It is six days since the Green Party unearthed documents showing Prime Minister John Key's lawyer had name-dropped the "PM" to get a meeting with former Revenue Minister Todd McClay.
As those days rolled on, we learned a great deal about Key. When the Whitney email first emerged, Key's defence when asked why his lawyer was hitting him up about such a matter was "I don't live in a vacuum". By yesterday it was "I don't live in a test tube".
He even adopted the royal "we": "We are very accessible, and that includes being out and about in the community pretty much every day that we are not in Parliament or overseas.
That also means that I make sure I'm out there. If I go to the Koru Lounge, for instance, I don't sit away in the corner, I stand out in the middle. People come up to me from all walks of life every single day."
In Parliament yesterday, Labour was only interested in whether McClay knew Ken Whitney was Key's lawyer when he agreed to meet him and whether Key had told Whitney there were "no current plans" to change the foreign trust regime.
McClay had no recollection of when he learned who Whitney was, but Key recalled telling him he would hear from "my lawyer". On the second, Key claimed he told Whitney he was not aware of any regime review plans, and the apparent discrepancy was "sloppy" wording.
What Labour was trying to get was evidence, or even the perception, that McClay felt pressured into meeting Whitney and dropping a review of foreign trust laws.
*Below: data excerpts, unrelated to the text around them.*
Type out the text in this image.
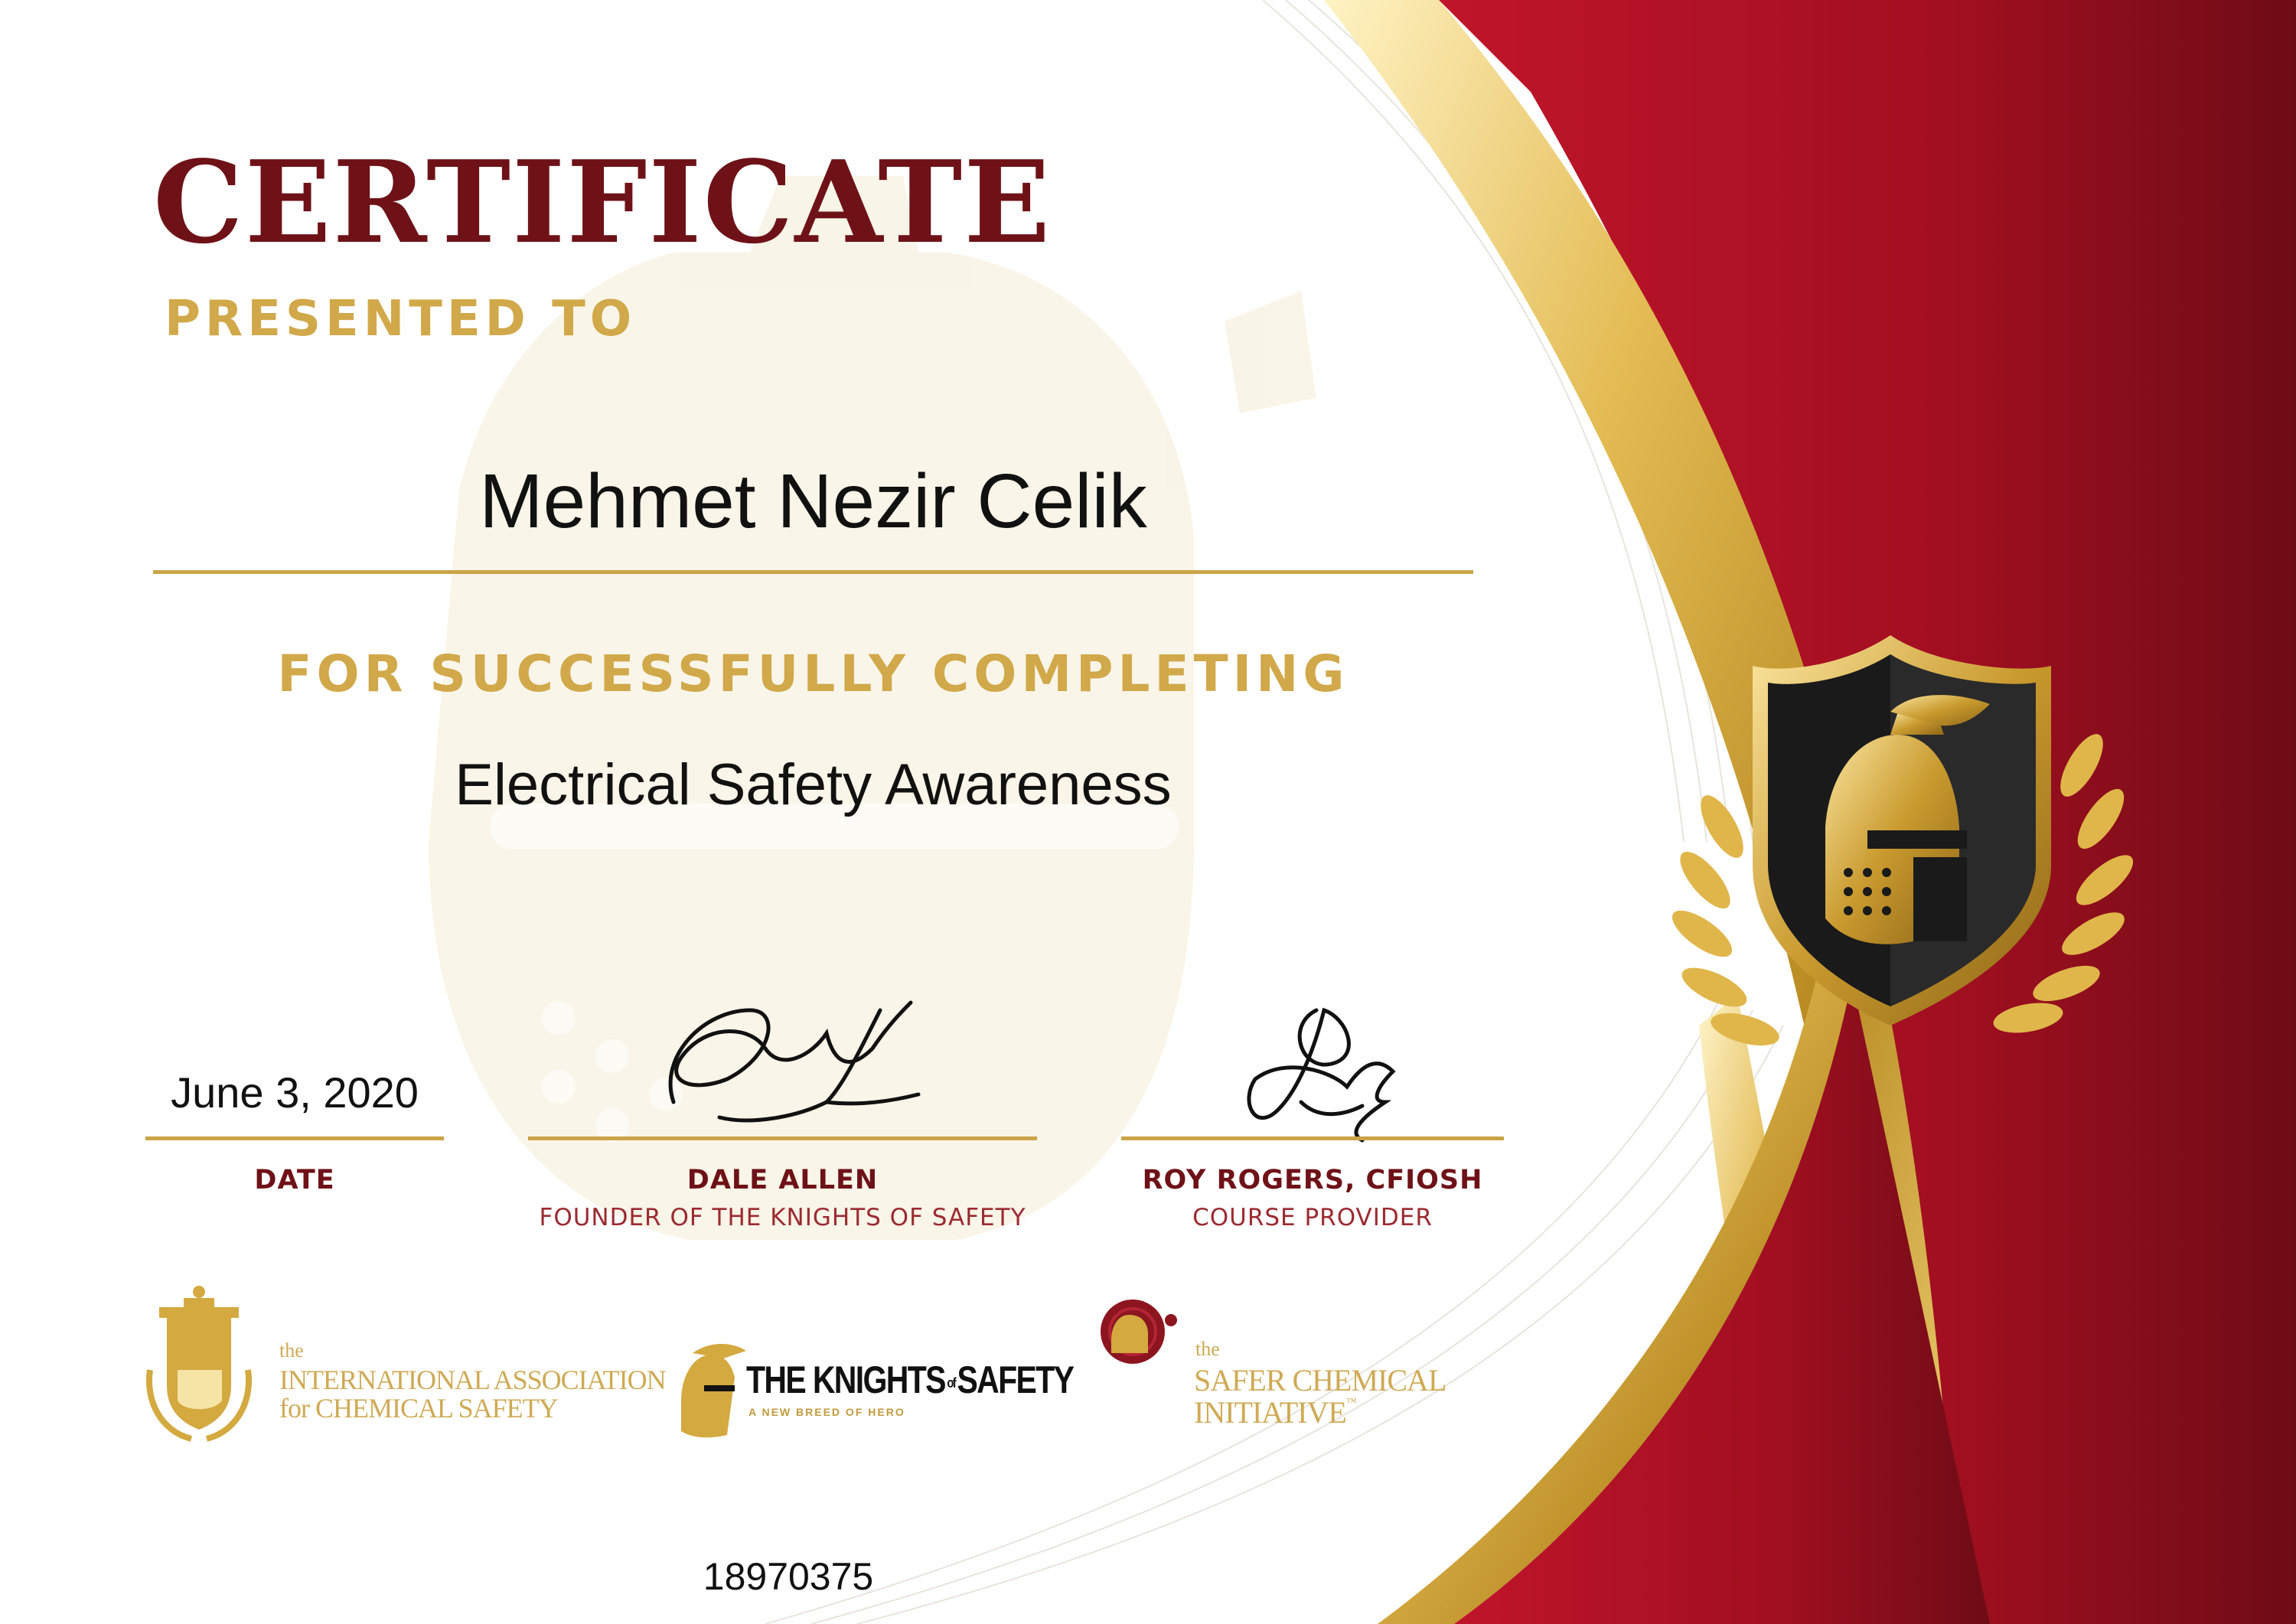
CERTIFICATE
PRESENTED TO
Mehmet Nezir Celik
FOR SUCCESSFULLY COMPLETING
Electrical Safety Awareness
June 3, 2020
DATE	DALE ALLEN
FOUNDER OF THE KNIGHTS OF SAFETY
ROY ROGERS, CFIOSH
COURSE PROVIDER
the
INTERNATIONAL ASSOCIATION
for CHEMICAL SAFETY
THE KNIGHTS ofSAFETY
A NEW BREED OF HERO
the
SAFER CHEMICAL
INITIATIVE™
18970375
Key insisted that was not the case and claimed Inland Revenue's proposed review was a "footnote". Labour, meanwhile, provided a paper in which Inland Revenue listed it on its "action plan" just before it was dropped.
By the end of it, all we still knew was Whitney name-dropped Key when lobbying the Revenue Minister about foreign trusts.
What was more puzzling was why Labour ignored an easier hit. Last week Labour's David Cunliffe revealed two foreign buyers found criminally responsible for pollution in Argentina were allowed to buy a farm in Taranaki.
That resulted in a minister ordering a "please explain" from the Overseas Investment Office an hour before Key boasted about the robustness of the OIO's processes to the Institute of International Affairs.
As for Whitney, the glory of having the "by Prime Ministerial appointment" stamp quickly soured when Key threw him under the bus.
Meanwhile, if anyone wants the PM's ear, join the Koru Club.